Re: [GSoC][RFC] Proposal: Make pack access code thread-safe
- Date: Mon, 8 Apr 2019 08:23:26 +0700
- From: Duy Nguyen <pclouds@xxxxxxxxx>
- Subject: Re: [GSoC][RFC] Proposal: Make pack access code thread-safe
On Mon, Apr 8, 2019 at 5:52 AM Christian Couder
> > Git has a very optimized mechanism to compactly store
> > objects (blobs, trees, commits, etc.) in packfiles. These files are
> > created by:
> > 1. listing objects;
> > 2. sorting the list with some good heuristics;
> > 3. traversing the list with a sliding window to find similar objects in
> > the window, in order to do delta decomposing;
> > 4. compress the objects with zlib and write them to the packfile.
> > What we are calling pack access code in this document, is the set of
> > functions responsible for retrieving the objects stored at the
> > packfiles. This process consists, roughly speaking, in three parts:
> > 1. Locate and read the blob from packfile, using the index file;
> > 2. If the blob is a delta, locate and read the base object to apply the
> > delta on top of it;
> > 3. Once the full content is read, decompress it (using zlib inflate).
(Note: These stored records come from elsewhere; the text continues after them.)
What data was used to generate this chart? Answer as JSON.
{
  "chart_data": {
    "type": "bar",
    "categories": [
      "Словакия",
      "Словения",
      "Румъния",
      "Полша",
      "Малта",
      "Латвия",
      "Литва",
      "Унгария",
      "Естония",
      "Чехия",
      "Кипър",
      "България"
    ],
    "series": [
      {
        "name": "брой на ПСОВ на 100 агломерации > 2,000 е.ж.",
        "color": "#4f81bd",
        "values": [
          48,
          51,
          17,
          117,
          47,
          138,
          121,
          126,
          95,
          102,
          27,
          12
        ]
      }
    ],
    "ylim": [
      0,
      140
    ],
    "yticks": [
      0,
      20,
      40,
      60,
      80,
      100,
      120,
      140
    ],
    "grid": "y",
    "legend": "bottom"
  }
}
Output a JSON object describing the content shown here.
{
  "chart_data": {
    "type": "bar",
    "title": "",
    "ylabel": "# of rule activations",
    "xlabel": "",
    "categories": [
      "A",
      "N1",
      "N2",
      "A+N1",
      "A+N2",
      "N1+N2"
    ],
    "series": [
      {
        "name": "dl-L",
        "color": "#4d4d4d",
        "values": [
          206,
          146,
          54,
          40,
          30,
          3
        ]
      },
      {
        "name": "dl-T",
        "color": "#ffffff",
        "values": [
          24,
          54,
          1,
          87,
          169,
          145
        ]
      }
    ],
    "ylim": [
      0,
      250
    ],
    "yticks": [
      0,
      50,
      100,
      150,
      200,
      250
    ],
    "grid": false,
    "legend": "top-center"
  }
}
> > Note: There is a delta cache for the second step so that if another
> > delta depends on the same base object, it is already in memory. This
> > cache is global; also, the sliding windows, are global per packfile.
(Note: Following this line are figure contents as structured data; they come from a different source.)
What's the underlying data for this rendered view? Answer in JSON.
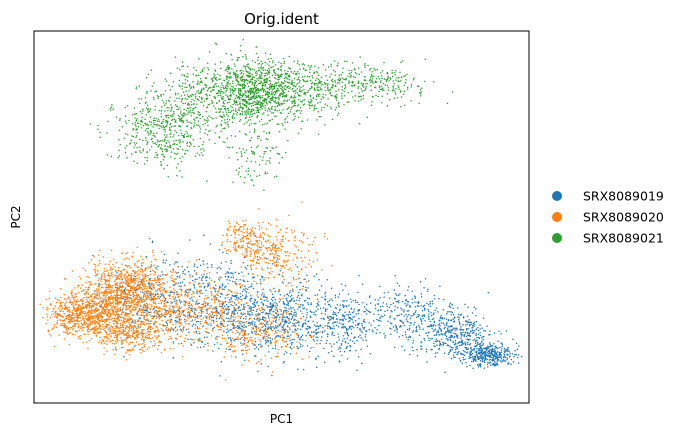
{
  "chart_data": {
    "type": "scatter",
    "title": "Orig.ident",
    "xlabel": "PC1",
    "ylabel": "PC2",
    "xticks": [],
    "yticks": [],
    "xlim": [
      -1,
      1
    ],
    "ylim": [
      -1,
      1
    ],
    "grid": false,
    "legend_position": "right",
    "series": [
      {
        "name": "SRX8089019",
        "color": "#1f77b4",
        "approx_points": 2600,
        "clusters": [
          {
            "cx": -0.52,
            "cy": -0.44,
            "sx": 0.1,
            "sy": 0.12,
            "weight": 0.1
          },
          {
            "cx": -0.22,
            "cy": -0.46,
            "sx": 0.14,
            "sy": 0.12,
            "weight": 0.22
          },
          {
            "cx": 0.02,
            "cy": -0.55,
            "sx": 0.12,
            "sy": 0.1,
            "weight": 0.2
          },
          {
            "cx": 0.26,
            "cy": -0.58,
            "sx": 0.08,
            "sy": 0.08,
            "weight": 0.1
          },
          {
            "cx": 0.52,
            "cy": -0.52,
            "sx": 0.1,
            "sy": 0.08,
            "weight": 0.1
          },
          {
            "cx": 0.7,
            "cy": -0.64,
            "sx": 0.08,
            "sy": 0.06,
            "weight": 0.14
          },
          {
            "cx": 0.84,
            "cy": -0.74,
            "sx": 0.05,
            "sy": 0.03,
            "weight": 0.14
          }
        ]
      },
      {
        "name": "SRX8089020",
        "color": "#ff7f0e",
        "approx_points": 3200,
        "clusters": [
          {
            "cx": -0.8,
            "cy": -0.52,
            "sx": 0.07,
            "sy": 0.06,
            "weight": 0.22
          },
          {
            "cx": -0.62,
            "cy": -0.4,
            "sx": 0.09,
            "sy": 0.08,
            "weight": 0.32
          },
          {
            "cx": -0.62,
            "cy": -0.62,
            "sx": 0.07,
            "sy": 0.05,
            "weight": 0.12
          },
          {
            "cx": -0.36,
            "cy": -0.5,
            "sx": 0.1,
            "sy": 0.09,
            "weight": 0.12
          },
          {
            "cx": -0.15,
            "cy": -0.12,
            "sx": 0.04,
            "sy": 0.05,
            "weight": 0.05
          },
          {
            "cx": -0.02,
            "cy": -0.2,
            "sx": 0.08,
            "sy": 0.09,
            "weight": 0.08
          },
          {
            "cx": -0.1,
            "cy": -0.62,
            "sx": 0.1,
            "sy": 0.08,
            "weight": 0.09
          }
        ]
      },
      {
        "name": "SRX8089021",
        "color": "#2ca02c",
        "approx_points": 2300,
        "clusters": [
          {
            "cx": -0.48,
            "cy": 0.47,
            "sx": 0.1,
            "sy": 0.1,
            "weight": 0.2
          },
          {
            "cx": -0.24,
            "cy": 0.66,
            "sx": 0.12,
            "sy": 0.09,
            "weight": 0.26
          },
          {
            "cx": -0.08,
            "cy": 0.68,
            "sx": 0.07,
            "sy": 0.08,
            "weight": 0.26
          },
          {
            "cx": 0.12,
            "cy": 0.68,
            "sx": 0.1,
            "sy": 0.08,
            "weight": 0.14
          },
          {
            "cx": 0.38,
            "cy": 0.72,
            "sx": 0.1,
            "sy": 0.05,
            "weight": 0.1
          },
          {
            "cx": -0.12,
            "cy": 0.32,
            "sx": 0.06,
            "sy": 0.08,
            "weight": 0.04
          }
        ]
      }
    ]
  }
}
> Yeah, but the sliding windows are used only when creating pack files,
> not when reading them, right?
These windows are actually for reading. We used to just mmap the whole
pack file in the early days but that was impossible for 4+ GB packs on
32-bit platforms, which was one of the reasons, I think, that sliding
windows were added, to map just the parts we want to read.
> > # Points to work on
> > * Investigate pack access call chains and look for non-thread-safe
> > operations on then.
> > * Protect packfile.c read-and-write global variables, such as
> > pack_open_windows, pack_open_fds and etc., using mutexes.
> Do you want to work on making both packfile reading and packfile
> writing thread safe? Or just packfile reading?
Packfile writing is probably already or pretty close to thread-safe
(at least the main writing code path in git-pack-objects; the
streaming blobs to a pack, i'm not so sure).